Name: paper-extract-style
Rating: 76
Author: xiaooomd

Goal: Reverse engineer academic style from PDF/TeX files and build the psmfiles/ knowledge base.

Workflow

•
Locate Source Files:
- •Look for PDF, TeX, or TXT files in the current directory or user-specified path.
- •If user requests new papers/datasets, use WebSearch to find them first.
•
Extract Text:
- •Execute the extraction script: python paper-extract-style/extract_text.py <file_path>
- •This creates ref_article/*_cleaned_body.md and ref_article/*_appendix.md.
•
Build Knowledge Base (Incremental Fusion):
- •Read: Process ref_article/*_cleaned_body.md.
- •
  Update psmfiles/lexicon_domain.md:
  - •Extract high-frequency sentence patterns for each section (Abstract, Intro, Methods, Experiments, Conclusion).
  - •Generalize: Replace specific nouns with placeholders (e.g., [Method], [Metric]).
  - •De-duplicate: Do not copy the static skeleton from LEXICON.md.
- •
  Update psmfiles/DOMAINS_Knowledge.md:
  - •Extract "Territory" statements (Industrial impact).
  - •Extract "Niche" statements (Critiques of prior work, Solved problems).
  - •Extract "Trends" and "Citations".
  - •Fusion Logic: Append new insights; merge duplicate views to reinforce arguments.
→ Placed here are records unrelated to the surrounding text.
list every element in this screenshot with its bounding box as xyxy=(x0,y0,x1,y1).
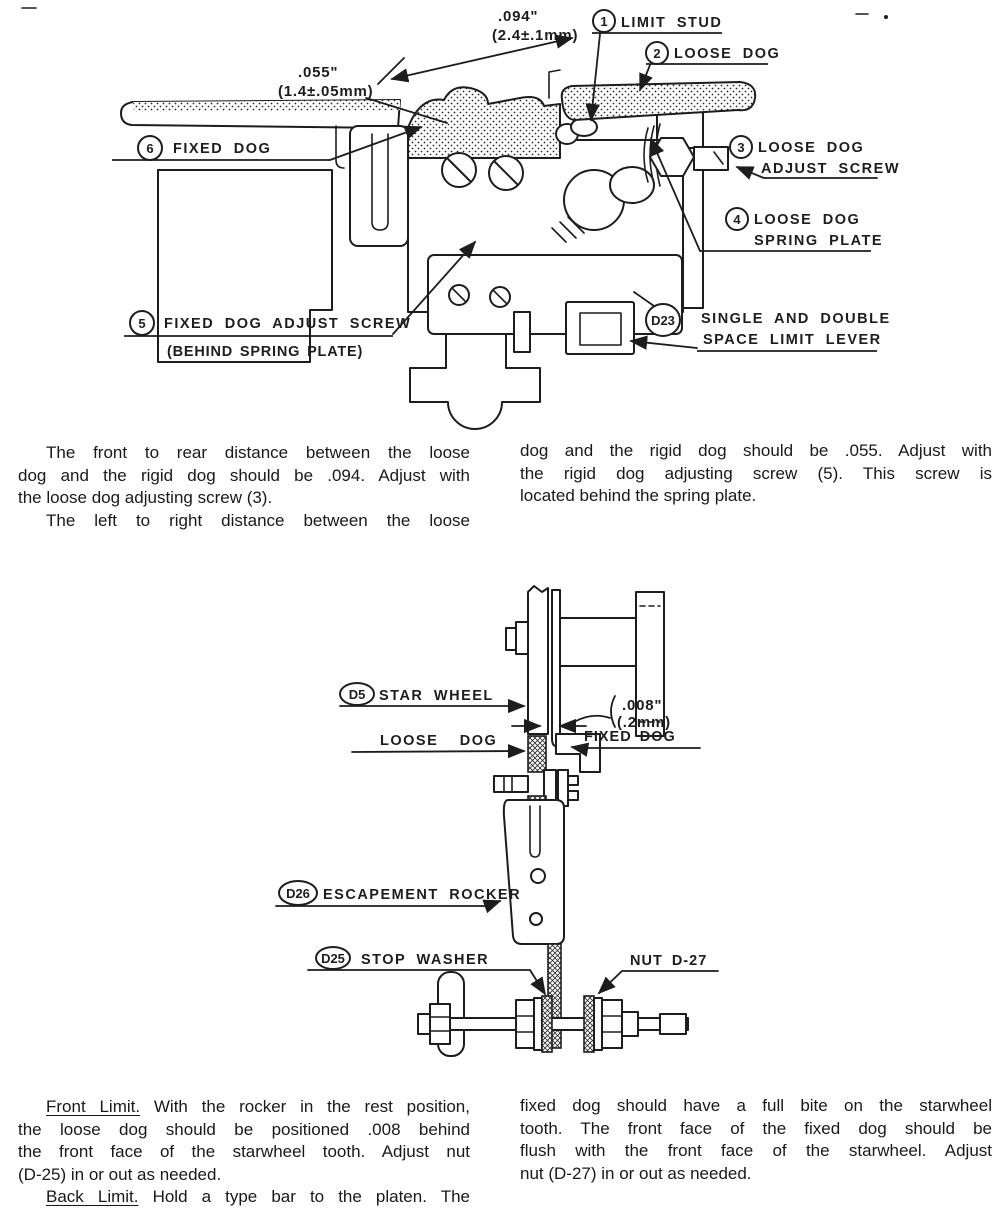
svg-text:D25: D25 xyxy=(321,951,345,966)
text-line: fixed dog should have a full bite on the starwheel xyxy=(520,1096,992,1115)
text-line: tooth. The front face of the fixed dog should be xyxy=(520,1118,992,1138)
svg-text:4: 4 xyxy=(733,212,741,227)
fixed-dog-arrow xyxy=(572,747,700,748)
release-cylinder-end xyxy=(610,167,654,203)
spring-plate-label-2: SPRING PLATE xyxy=(754,233,884,249)
star-wheel-plate-2 xyxy=(552,590,560,746)
d23-label-1: SINGLE AND DOUBLE xyxy=(701,311,891,327)
left-stop-washer xyxy=(542,996,552,1052)
pivot-tab-1 xyxy=(568,776,578,785)
text-line: dog and the rigid dog should be .055. Adjust with xyxy=(520,441,992,460)
svg-text:D5: D5 xyxy=(348,687,366,702)
fixed-adjust-label-1: FIXED DOG ADJUST SCREW xyxy=(164,316,412,332)
text-line: the rigid dog adjusting screw (5). This screw is xyxy=(520,463,992,483)
front-limit-heading: Front Limit. xyxy=(46,1097,141,1116)
back-limit-heading: Back Limit. xyxy=(46,1187,139,1206)
loose-dog-part xyxy=(528,736,546,772)
gap-leader xyxy=(574,716,610,722)
loose-dog-adjust-label-1: LOOSE DOG xyxy=(758,140,865,156)
gap-metric: (.2mm) xyxy=(617,714,671,731)
adjust-screw-shaft xyxy=(694,147,728,170)
loose-dog-label-2: LOOSE DOG xyxy=(380,733,498,749)
gap-paren xyxy=(611,696,615,727)
svg-text:6: 6 xyxy=(146,141,154,156)
loose-dog-hook xyxy=(549,70,560,98)
star-wheel-label: STAR WHEEL xyxy=(379,688,494,704)
svg-text:2: 2 xyxy=(653,46,661,61)
escapement-assembly-diagram xyxy=(0,0,1000,436)
axle-right-stub xyxy=(622,1012,638,1036)
nut-arrow xyxy=(599,971,718,993)
rocker-hole-1 xyxy=(531,869,545,883)
fixed-adjust-label-2: (BEHIND SPRING PLATE) xyxy=(167,344,364,360)
fixed-dog-label: FIXED DOG xyxy=(173,141,272,157)
paragraph-bottom-right xyxy=(520,1095,992,1185)
text-line: flush with the front face of the starwheel. Adjust xyxy=(520,1141,992,1160)
carrier-bar-top xyxy=(133,100,400,112)
mechanism-drawing xyxy=(121,70,755,429)
loose-dog-arrow xyxy=(352,751,524,752)
dim-094-arrow xyxy=(392,38,572,79)
bracket-hook xyxy=(336,126,344,168)
axle-rod xyxy=(424,1018,688,1030)
text-line: The left to right distance between the loose xyxy=(46,510,470,530)
stud-large xyxy=(516,622,528,654)
text-line: Back Limit. Hold a type bar to the platen. The xyxy=(46,1187,470,1206)
dim-094-value: .094" xyxy=(498,8,539,25)
text-line: the front face of the starwheel tooth. Adjust nut xyxy=(18,1142,470,1161)
stud-small xyxy=(506,628,516,650)
scan-artifacts xyxy=(22,8,888,19)
dim-tick xyxy=(378,58,404,84)
fixed-dog-bracket xyxy=(350,126,408,246)
dog-crown xyxy=(408,87,560,158)
d23-label-2: SPACE LIMIT LEVER xyxy=(703,332,882,348)
text-line: (D-25) in or out as needed. xyxy=(18,1164,222,1184)
paragraph-top-right xyxy=(520,440,992,508)
svg-text:D26: D26 xyxy=(286,886,310,901)
star-wheel-plate xyxy=(528,586,548,734)
svg-text:5: 5 xyxy=(138,316,146,331)
loose-dog-adjust-label-2: ADJUST SCREW xyxy=(761,161,901,177)
text-line: dog and the rigid dog should be .094. Adjust with xyxy=(18,465,470,485)
spring-plate-label-1: LOOSE DOG xyxy=(754,212,861,228)
left-frame-panel xyxy=(158,170,332,362)
text-line: nut (D-27) in or out as needed. xyxy=(520,1163,752,1183)
star-wheel-rocker-diagram xyxy=(0,548,1000,1100)
d23-arrow xyxy=(631,341,697,348)
hub-shaft xyxy=(560,618,638,666)
svg-text:1: 1 xyxy=(600,14,608,29)
space-limit-lever xyxy=(566,302,634,354)
svg-text:D23: D23 xyxy=(651,313,675,328)
pivot-tab-2 xyxy=(568,791,578,800)
diagram2-callouts xyxy=(276,683,718,994)
stop-washer-arrow xyxy=(308,970,545,994)
text-line: The front to rear distance between the loose xyxy=(46,443,470,462)
right-stop-washer xyxy=(584,996,594,1052)
pivot-stud xyxy=(494,776,528,792)
axle-right-end xyxy=(660,1014,686,1034)
left-nut xyxy=(516,1000,534,1048)
dim-055-value: .055" xyxy=(298,64,339,81)
text-line: the loose dog adjusting screw (3). xyxy=(18,488,273,507)
dim-094-metric: (2.4±.1mm) xyxy=(492,27,579,44)
right-washer xyxy=(594,998,602,1050)
adjust-screw-hex xyxy=(650,138,694,176)
svg-text:3: 3 xyxy=(737,140,745,155)
text-line: located behind the spring plate. xyxy=(520,486,757,505)
dim-055-metric: (1.4±.05mm) xyxy=(278,83,374,100)
paragraph-bottom-left xyxy=(18,1096,470,1209)
paragraph-top-left xyxy=(18,442,470,532)
text-line: Front Limit. With the rocker in the rest position, xyxy=(46,1097,470,1116)
limit-stud-label: LIMIT STUD xyxy=(621,15,723,31)
gap-value: .008" xyxy=(622,697,663,714)
escapement-rocker-label: ESCAPEMENT ROCKER xyxy=(323,887,522,903)
axle-left-nut xyxy=(430,1004,450,1044)
stop-washer-label: STOP WASHER xyxy=(361,952,490,968)
right-nut xyxy=(602,1000,622,1048)
hanger-strip xyxy=(514,312,530,352)
mechanism-drawing-2 xyxy=(418,586,688,1056)
left-washer xyxy=(534,998,542,1050)
nut-label: NUT D-27 xyxy=(630,953,708,969)
text-line: the loose dog should be positioned .008 behind xyxy=(18,1119,470,1139)
loose-dog-label: LOOSE DOG xyxy=(674,46,781,62)
rocker-hole-2 xyxy=(530,913,542,925)
fixed-dog-label-2: FIXED DOG xyxy=(584,729,676,745)
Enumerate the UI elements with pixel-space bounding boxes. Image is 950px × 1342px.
Do NOT overwrite existing data.
- •
  Generate psmfiles/STYLE_GUIDE.md:
  - •Read paper-extract-style/TEMPLATES.md.
  - •Fill in the template based on observed style (Voice, Narrative Flow, Formatting).
  - •Statistics: Calculate average sentence length for each section.
  - •Appendix Check: Check *_appendix.md to define Appendix formatting standards.
•
Completion:
- •Report the location of generated assets in psmfiles/.